Eadie, a product of Norwich City’s youth system, who played 168 times for City scoring 35 goals between 1993 and 1999, has recently gone public on his own battle with depression after his career was cut short by injury.
The former Canary and Leicester star wants to turn his own shattering experience into a positive by getting the Professional Footballers’ Association (PFA) to do more to help footballers cope with their depression demons and is looking to try and establish a retreat in the county for people to be able to go and get help.
Eadie, who met the PFA last month to discuss the possibility of setting up some kind of retreat where those with depression could go to get help, said it would help provide a vital lifeline for those professionals affected by depression.

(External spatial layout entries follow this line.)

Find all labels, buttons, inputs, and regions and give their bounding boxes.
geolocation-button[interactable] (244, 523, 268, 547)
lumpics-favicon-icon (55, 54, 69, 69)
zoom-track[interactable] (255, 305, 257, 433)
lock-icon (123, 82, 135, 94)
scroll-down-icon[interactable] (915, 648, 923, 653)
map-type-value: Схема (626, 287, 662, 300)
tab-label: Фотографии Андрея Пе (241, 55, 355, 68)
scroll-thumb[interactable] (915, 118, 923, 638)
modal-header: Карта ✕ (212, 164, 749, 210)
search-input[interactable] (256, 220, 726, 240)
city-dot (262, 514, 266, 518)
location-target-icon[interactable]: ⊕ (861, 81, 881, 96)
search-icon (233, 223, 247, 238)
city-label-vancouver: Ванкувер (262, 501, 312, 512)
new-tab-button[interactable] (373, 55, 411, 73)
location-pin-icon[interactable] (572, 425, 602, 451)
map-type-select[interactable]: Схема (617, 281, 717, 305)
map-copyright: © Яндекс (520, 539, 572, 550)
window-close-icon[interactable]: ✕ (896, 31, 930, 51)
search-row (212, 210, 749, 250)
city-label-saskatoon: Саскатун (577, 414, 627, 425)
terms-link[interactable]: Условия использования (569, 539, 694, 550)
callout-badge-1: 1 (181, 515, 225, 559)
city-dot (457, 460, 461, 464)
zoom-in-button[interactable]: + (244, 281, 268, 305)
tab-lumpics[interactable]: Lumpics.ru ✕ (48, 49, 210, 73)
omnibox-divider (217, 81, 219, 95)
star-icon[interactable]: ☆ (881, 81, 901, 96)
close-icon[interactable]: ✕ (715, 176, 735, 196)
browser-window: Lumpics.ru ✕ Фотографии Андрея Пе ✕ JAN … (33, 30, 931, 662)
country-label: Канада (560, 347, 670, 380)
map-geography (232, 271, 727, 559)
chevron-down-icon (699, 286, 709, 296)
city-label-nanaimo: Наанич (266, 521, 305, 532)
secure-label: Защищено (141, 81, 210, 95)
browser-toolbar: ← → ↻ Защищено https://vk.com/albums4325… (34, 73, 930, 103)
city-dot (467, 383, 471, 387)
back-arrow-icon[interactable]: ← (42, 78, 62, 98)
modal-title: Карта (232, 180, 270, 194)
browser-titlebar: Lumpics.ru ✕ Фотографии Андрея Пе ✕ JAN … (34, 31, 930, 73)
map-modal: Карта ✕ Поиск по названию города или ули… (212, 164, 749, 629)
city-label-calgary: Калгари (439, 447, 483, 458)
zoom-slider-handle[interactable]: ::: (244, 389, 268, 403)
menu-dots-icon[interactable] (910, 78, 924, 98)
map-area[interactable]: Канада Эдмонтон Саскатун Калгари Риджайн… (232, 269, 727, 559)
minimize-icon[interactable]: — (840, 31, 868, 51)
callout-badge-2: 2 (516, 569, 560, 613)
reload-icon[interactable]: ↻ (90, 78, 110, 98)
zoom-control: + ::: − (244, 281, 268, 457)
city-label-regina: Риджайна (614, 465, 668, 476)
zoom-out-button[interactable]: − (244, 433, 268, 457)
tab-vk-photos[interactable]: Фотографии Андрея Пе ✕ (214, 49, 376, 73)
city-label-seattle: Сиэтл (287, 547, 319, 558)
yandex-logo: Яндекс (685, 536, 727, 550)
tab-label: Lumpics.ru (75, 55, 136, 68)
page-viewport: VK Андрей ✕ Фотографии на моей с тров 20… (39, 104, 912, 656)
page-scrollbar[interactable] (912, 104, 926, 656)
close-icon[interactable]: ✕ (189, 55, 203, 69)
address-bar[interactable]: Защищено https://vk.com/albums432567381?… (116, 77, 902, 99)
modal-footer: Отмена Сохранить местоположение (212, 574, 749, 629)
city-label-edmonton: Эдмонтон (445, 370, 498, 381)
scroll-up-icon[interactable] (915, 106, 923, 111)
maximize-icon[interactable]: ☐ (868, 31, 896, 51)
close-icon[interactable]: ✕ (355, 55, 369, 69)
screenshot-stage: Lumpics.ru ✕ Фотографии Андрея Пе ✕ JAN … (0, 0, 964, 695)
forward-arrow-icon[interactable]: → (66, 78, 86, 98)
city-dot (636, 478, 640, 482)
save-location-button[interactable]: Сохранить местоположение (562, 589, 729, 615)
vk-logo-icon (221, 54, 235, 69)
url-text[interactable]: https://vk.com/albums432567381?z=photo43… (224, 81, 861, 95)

The idea has been well received by the PFA with chief executive Gordon Taylor saying they endorse the “concept” and Eadie’s dedication to it and would like to try and help progress it in some way.
Mr Taylor said: “The concept of what Darren is trying to do is a good concept. That’s under consideration by the PFA and in what way we might be able to support that.”
But although it is an idea the PFA would support, the extent to which they might be able to pledge financial assistance would have to be decided by the association’s trustees.
Mr Taylor said the death of former Leeds, Newcastle and Everton star Gary Speed has prompted more people to approach them with issues surrounding depression.
He said they work with the Sporting Chance charity set up by former Arsenal and England captain Tony Adams to try and deal with such issues, have access to counsellors and are looking to establish a “network of help” throughout the county.
The PFA has also produced leaflets which contain information about depression and how people can access help if and when they need it.
But Eadie’s plans, which the star has discussed with fellow former Norwich star Cedric Anselin, provide another avenue from which people might be able to find the help they need.
Eadie explained: “It needs to be somewhere people can go and talk to like-minded people who have suffered similar things – it’s about creating a retreat for sports players and sports people to go to. If we can provide somewhere for people to do that, hopefully that will do a lot of people a lot of good.”
As previously reported, former Canaries’ fans’ favourite Cedric Anselin was once talked out of taking his own life by his wife.
The 35-year-old Frenchman, who played 29 times for the Canaries between 1999 and 2001 after being signed by Bruce Rioch, said: “It happened once. I had the rope around my neck and I was ready but my wife was there at the right time and had to stop me.”
Anselin, who left Carrow Road in 2001, a year before his contract was up, suffered severe financial worries after he said he had £250,000 of his savings stolen and ended up living on a caravan park in Lowestoft.
Anselin is the latest former City star to reveal he has battled problems with depression after Eadie and former Norwich striker Leon McKenzie also spoke out.